Then there is the story of well known chinese electronics maker who pirated all his internal software - ie, never paid licensing fees for the mpg decoders etc that make his DVD/CD players run. Sure the price is cheap - if you rip someone off. Intellectual property rights simply do not exist for most Chinese (like civil rights, human rights and worker rights.)

There is no free lunch, gents. If you think you can get the same level of quality for a 95% discount, I hope you don't mind lead in your kids toys, or poison in your toothpaste and cat food.
It's a fair question to ask under what conditions things we buy are made. I don't think it's a given that if a speaker or an amp is made in the US or in Canada or in Europe, then it's made more fraily than if it's made in China or is outsourced to save money. But there is some correlation between exploitative practices and outsourcing to countries that have cruel work practices (such as employing children and denying people basic benefits and rights). I don't want to support the exploitation of others, and if that's funny to some people, so much the worse for all of us.
A lot of tears have been shed in the media about the gradual disappearance of the middle class in America. If you trace the lineage, you will find that the middle class was born of and carried by labor unions and the decline of both have been concurrent. Yes labor unions were corrupt in many cases but they were also sabotaged by newspapers that didn't want to pay their wages and politicians and industries that found paying middle class wages very uncomfortable. During that period, however, the U.S. rose to the very pinnacle of world manufacturing prowess. Today we don't manufacture much besides WMDs. Everything else is being outsourced.

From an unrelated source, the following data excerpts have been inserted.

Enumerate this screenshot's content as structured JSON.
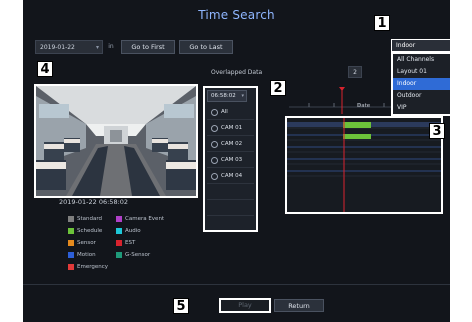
{
  "window": {
    "title": "Time Search"
  },
  "toolbar": {
    "date": "2019-01-22",
    "in_label": "in",
    "go_first_label": "Go to First",
    "go_last_label": "Go to Last"
  },
  "overlapped": {
    "label": "Overlapped Data",
    "value": "2"
  },
  "view_mode": {
    "selected": "Indoor",
    "options": [
      "All Channels",
      "Layout 01",
      "Indoor",
      "Outdoor",
      "VIP"
    ]
  },
  "preview": {
    "timestamp": "2019-01-22 06:58:02"
  },
  "channels": {
    "time": "06:58:02",
    "items": [
      "All",
      "CAM 01",
      "CAM 02",
      "CAM 03",
      "CAM 04"
    ]
  },
  "timeline": {
    "date_label": "Date"
  },
  "legend": [
    {
      "label": "Standard",
      "color": "#7f7f7f"
    },
    {
      "label": "Camera Event",
      "color": "#b040c8"
    },
    {
      "label": "Schedule",
      "color": "#6cc23a"
    },
    {
      "label": "Audio",
      "color": "#1ec8d8"
    },
    {
      "label": "Sensor",
      "color": "#e58a1e"
    },
    {
      "label": "EST",
      "color": "#d8232e"
    },
    {
      "label": "Motion",
      "color": "#2d5fd8"
    },
    {
      "label": "G-Sensor",
      "color": "#1f9a7a"
    },
    {
      "label": "Emergency",
      "color": "#e23a3a"
    }
  ],
  "footer": {
    "play_label": "Play",
    "return_label": "Return"
  },
  "callouts": [
    "1",
    "2",
    "3",
    "4",
    "5"
  ],
  "colors": {
    "accent": "#8fb6ff",
    "selected": "#2f6bd6",
    "schedule": "#6cc23a",
    "cursor": "#d8232e"
  }
}
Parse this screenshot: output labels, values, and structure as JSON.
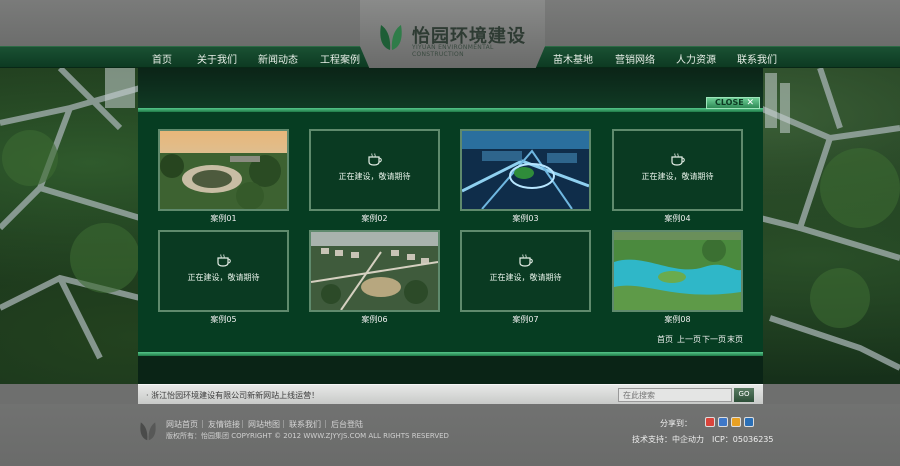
{
  "brand": {
    "name": "怡园环境建设",
    "subtitle": "YIYUAN ENVIRONMENTAL CONSTRUCTION"
  },
  "nav": {
    "left": [
      "首页",
      "关于我们",
      "新闻动态",
      "工程案例"
    ],
    "right": [
      "苗木基地",
      "营销网络",
      "人力资源",
      "联系我们"
    ]
  },
  "popup": {
    "close_label": "CLOSE",
    "close_icon": "✕",
    "placeholder_text": "正在建设，敬请期待",
    "cases": [
      {
        "caption": "案例01",
        "kind": "photo",
        "scene": "garden"
      },
      {
        "caption": "案例02",
        "kind": "placeholder"
      },
      {
        "caption": "案例03",
        "kind": "photo",
        "scene": "city-blue"
      },
      {
        "caption": "案例04",
        "kind": "placeholder"
      },
      {
        "caption": "案例05",
        "kind": "placeholder"
      },
      {
        "caption": "案例06",
        "kind": "photo",
        "scene": "masterplan"
      },
      {
        "caption": "案例07",
        "kind": "placeholder"
      },
      {
        "caption": "案例08",
        "kind": "photo",
        "scene": "lake"
      }
    ],
    "pager": {
      "first": "首页",
      "prev": "上一页",
      "next": "下一页",
      "last": "末页"
    }
  },
  "news": {
    "text": "· 浙江怡园环境建设有限公司新新网站上线运营！",
    "search_placeholder": "在此搜索",
    "go_label": "GO"
  },
  "footer": {
    "links": [
      "网站首页",
      "友情链接",
      "网站地图",
      "联系我们",
      "后台登陆"
    ],
    "separator": "|",
    "copyright": "版权所有：怡园集团 COPYRIGHT © 2012 WWW.ZJYYJS.COM ALL RIGHTS RESERVED",
    "share_label": "分享到：",
    "share_icons": [
      {
        "name": "weibo-icon",
        "color": "#d9443b"
      },
      {
        "name": "qzone-icon",
        "color": "#3f78c8"
      },
      {
        "name": "tencent-weibo-icon",
        "color": "#e8a124"
      },
      {
        "name": "renren-icon",
        "color": "#2a6fb6"
      }
    ],
    "tech_support": "技术支持：中企动力　ICP：05036235"
  },
  "colors": {
    "nav_green": "#0d3a22",
    "popup_green": "#063d22",
    "accent_green": "#56c68a"
  }
}
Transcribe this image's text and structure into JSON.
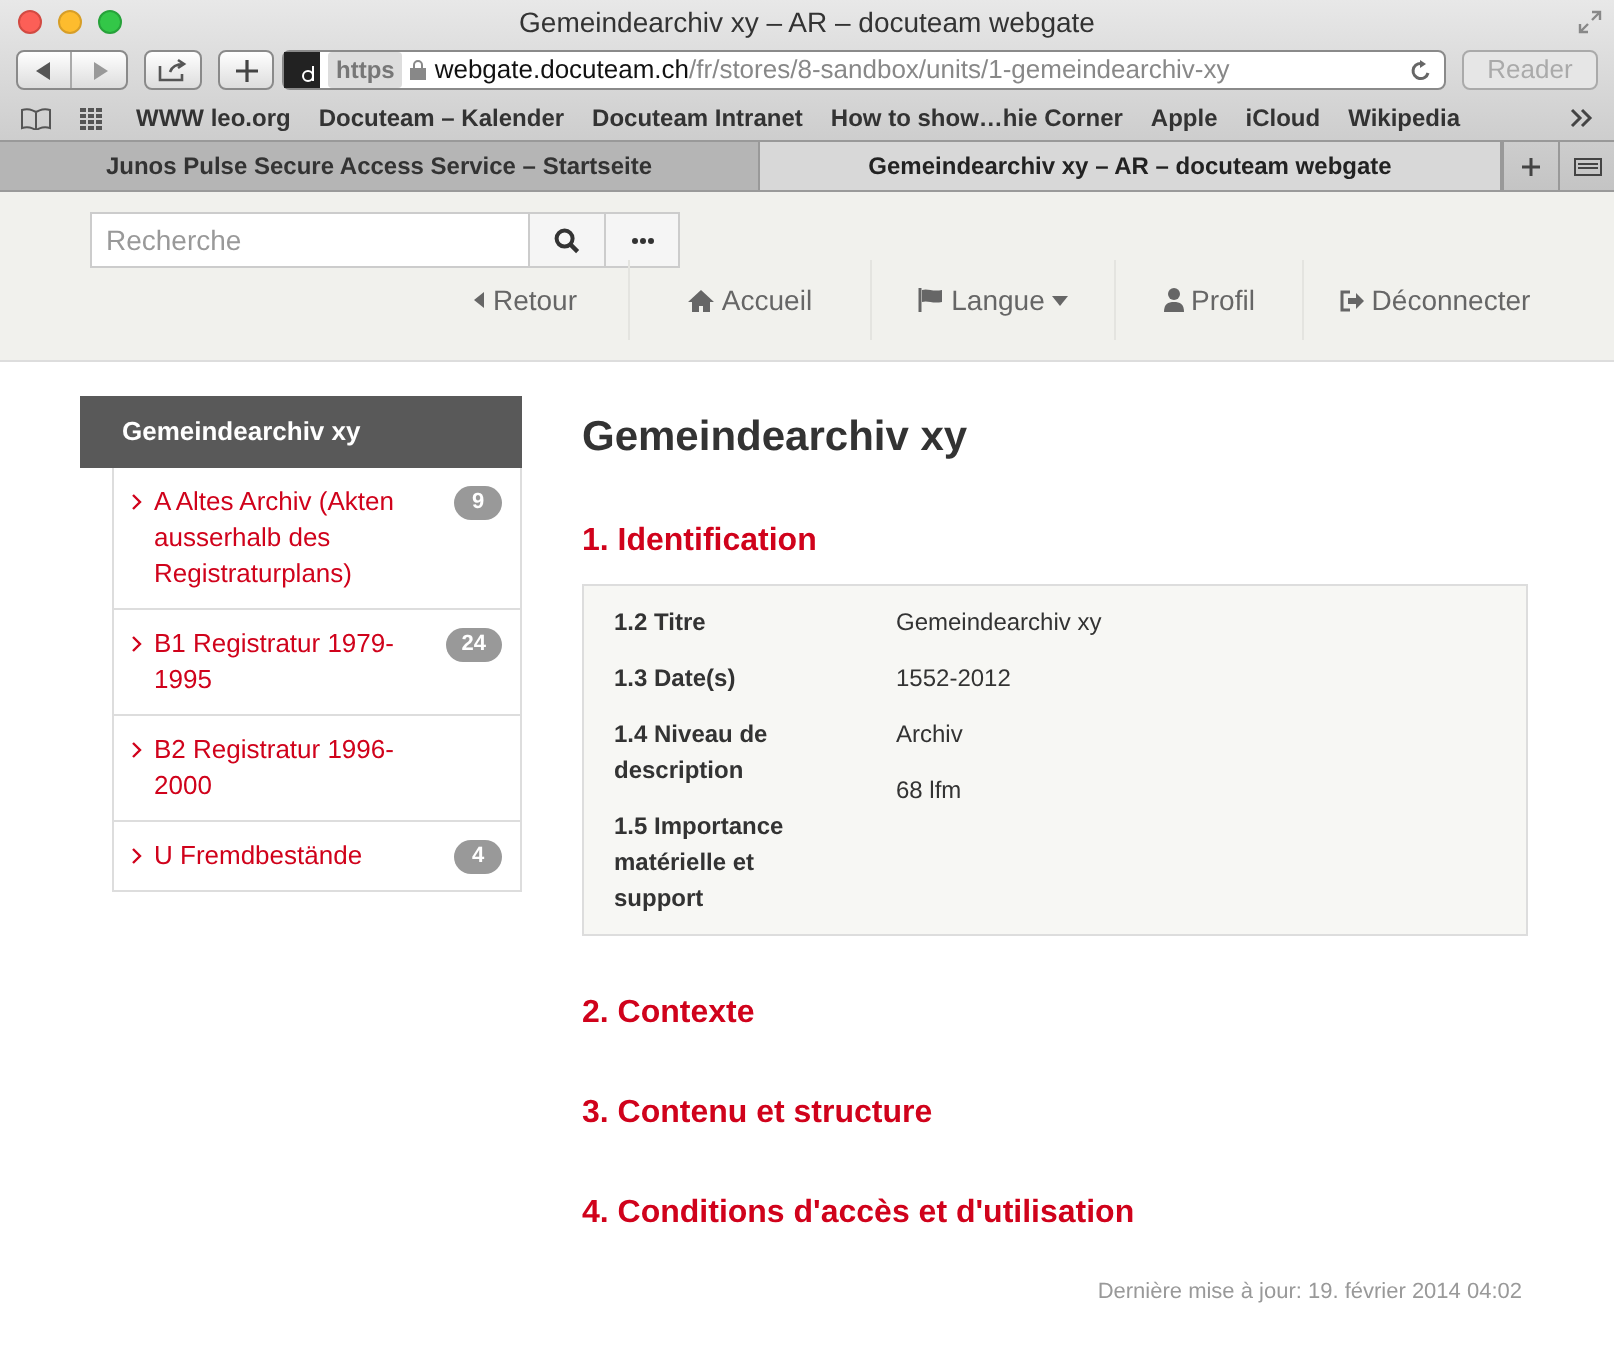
{
  "window": {
    "title": "Gemeindearchiv xy – AR – docuteam webgate"
  },
  "toolbar": {
    "scheme": "https",
    "url_host": "webgate.docuteam.ch",
    "url_path": "/fr/stores/8-sandbox/units/1-gemeindearchiv-xy",
    "reader": "Reader"
  },
  "bookmarks": [
    "WWW leo.org",
    "Docuteam – Kalender",
    "Docuteam Intranet",
    "How to show…hie Corner",
    "Apple",
    "iCloud",
    "Wikipedia"
  ],
  "tabs": [
    {
      "label": "Junos Pulse Secure Access Service – Startseite",
      "selected": false
    },
    {
      "label": "Gemeindearchiv xy – AR – docuteam webgate",
      "selected": true
    }
  ],
  "search": {
    "placeholder": "Recherche"
  },
  "nav": [
    {
      "kind": "back",
      "label": "Retour"
    },
    {
      "kind": "home",
      "label": "Accueil"
    },
    {
      "kind": "language",
      "label": "Langue"
    },
    {
      "kind": "profile",
      "label": "Profil"
    },
    {
      "kind": "logout",
      "label": "Déconnecter"
    }
  ],
  "sidebar": {
    "title": "Gemeindearchiv xy",
    "items": [
      {
        "label": "A Altes Archiv (Akten ausserhalb des Registraturplans)",
        "count": "9"
      },
      {
        "label": "B1 Registratur 1979-1995",
        "count": "24"
      },
      {
        "label": "B2 Registratur 1996-2000"
      },
      {
        "label": "U Fremdbestände",
        "count": "4"
      }
    ]
  },
  "main": {
    "title": "Gemeindearchiv xy",
    "sections": [
      {
        "heading": "1. Identification",
        "labels": [
          "1.2 Titre",
          "1.3 Date(s)",
          "1.4 Niveau de description",
          "1.5 Importance matérielle et support"
        ],
        "values": [
          "Gemeindearchiv xy",
          "1552-2012",
          "Archiv",
          "68 lfm"
        ]
      },
      {
        "heading": "2. Contexte"
      },
      {
        "heading": "3. Contenu et structure"
      },
      {
        "heading": "4. Conditions d'accès et d'utilisation"
      }
    ]
  },
  "footer": "Dernière mise à jour: 19. février 2014 04:02"
}
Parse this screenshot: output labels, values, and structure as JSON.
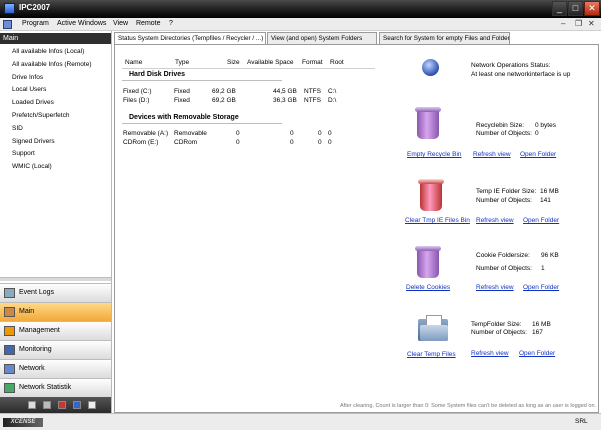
{
  "window": {
    "title": "IPC2007"
  },
  "menu": [
    "Program",
    "Active Windows",
    "View",
    "Remote",
    "?"
  ],
  "sidebar": {
    "header": "Main",
    "items": [
      "All available Infos (Local)",
      "All available Infos (Remote)",
      "Drive Infos",
      "Local Users",
      "Loaded Drives",
      "Prefetch/Superfetch",
      "SID",
      "Signed Drivers",
      "Support",
      "WMIC (Local)"
    ],
    "nav": [
      "Event Logs",
      "Main",
      "Management",
      "Monitoring",
      "Network",
      "Network Statistik"
    ]
  },
  "tabs": [
    "Status System Directories (Tempfiles / Recycler / ...)",
    "View (and open) System Folders",
    "Search for System for empty Files and Folders"
  ],
  "table": {
    "headers": [
      "Name",
      "Type",
      "Size",
      "Available Space",
      "Format",
      "Root"
    ],
    "hdd_section": "Hard Disk Drives",
    "hdd_rows": [
      [
        "Fixed (C:)",
        "Fixed",
        "69,2  GB",
        "44,5  GB",
        "NTFS",
        "C:\\"
      ],
      [
        "Files (D:)",
        "Fixed",
        "69,2  GB",
        "36,3  GB",
        "NTFS",
        "D:\\"
      ]
    ],
    "removable_section": "Devices with Removable Storage",
    "removable_rows": [
      [
        "Removable (A:)",
        "Removable",
        "0",
        "0",
        "0",
        "0"
      ],
      [
        "CDRom (E:)",
        "CDRom",
        "0",
        "0",
        "0",
        "0"
      ]
    ]
  },
  "network": {
    "label": "Network Operations Status:",
    "status": "At least one networkinterface is up"
  },
  "recycle": {
    "size_label": "Recyclebin Size:",
    "size": "0 bytes",
    "count_label": "Number of Objects:",
    "count": "0",
    "action": "Empty Recycle Bin",
    "refresh": "Refresh view",
    "open": "Open Folder"
  },
  "tempie": {
    "size_label": "Temp IE Folder Size:",
    "size": "16 MB",
    "count_label": "Number of Objects:",
    "count": "141",
    "action": "Clear Tmp IE Files Bin",
    "refresh": "Refresh view",
    "open": "Open Folder"
  },
  "cookie": {
    "size_label": "Cookie Foldersize:",
    "size": "96 KB",
    "count_label": "Number of Objects:",
    "count": "1",
    "action": "Delete Cookies",
    "refresh": "Refresh view",
    "open": "Open Folder"
  },
  "temp": {
    "size_label": "TempFolder Size:",
    "size": "16 MB",
    "count_label": "Number of Objects:",
    "count": "167",
    "action": "Clear Temp Files",
    "refresh": "Refresh view",
    "open": "Open Folder"
  },
  "footnote": "After clearing, Count is larger than 0: Some System files can't be deleted as long as an user is logged on.",
  "status": {
    "logo": "XCENSE",
    "right": "SRL"
  }
}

The upside to all of this is that the possibility of a world economy might just put an end to war if the people who usually get them started are vested everywhere.

A friend of mine has said that Americans have just had it too good for too long and now things are starting to level out between us and the rest of the world. I don't share that view. I think our country is being strip mined and will be left a broken third world carcass within 20 years or so. I might just live to see it happen.
Macrojack,

I must admit to being a bit shocked by the "our country [America] is being strip-mined" comment. Apart from the fact that the greatest environmental danger to American soil comes from American companies paying American lobbyists who effectively "pay" American politicians voted into office (not by the wealthiest few Americans, but by the other 90% of us (or the 50-odd percent of the other 90% of us who actually bother to vote) to make it easy to strip-mine vast tracts of currently un-inhabited land so the rest of us can feel better about driving cars (SUVs) which are often less fuel-efficient than the gas-guzzlers of 30 years ago.

In terms of American "being" strip-mined, it is we who are doing it to ourselves. It is not foreigners coming in to the US forcing us to buy more gadgets more often. Everyone wants their retirement nest egg to grow 10% a year (some 3-times GDP growth) but that only comes from less profitable enterprise dying out and more profitable enterprise picking up the slack. It is the American way. It is the way America became "great" - through a long prrocess of "strip-mining" other, more-developed economies (England, Germany, France). It did not help those countries that they accelerated their own relative demise through wars in the late 19th and early 20th centuries, but some of those wars were started by groups looking to re-live or re-establish their declining greatness (hmmm... rings a bell).

The world is what it is. It is up to all of us to figure out how to make best use of it. If everyone wants American democracy and capitalism to become more of a social welfare capitalist economy like France, Germany, or Japan, then we will vote it into place. However, trying to get voters to address real economic issues (like education, science and development, and conservation - all of which challenge existing regimes and break out new, eventually highly profitable, technologies) is a real humdinger of a problem. Voters seem to appreciate sound bites and "feel good about America" speeches a great deal more than change. And very few seem to look to the greater good, despite the fact that a slightly smaller piece of a much larger pie that more people like is often a much better piece of pie to have.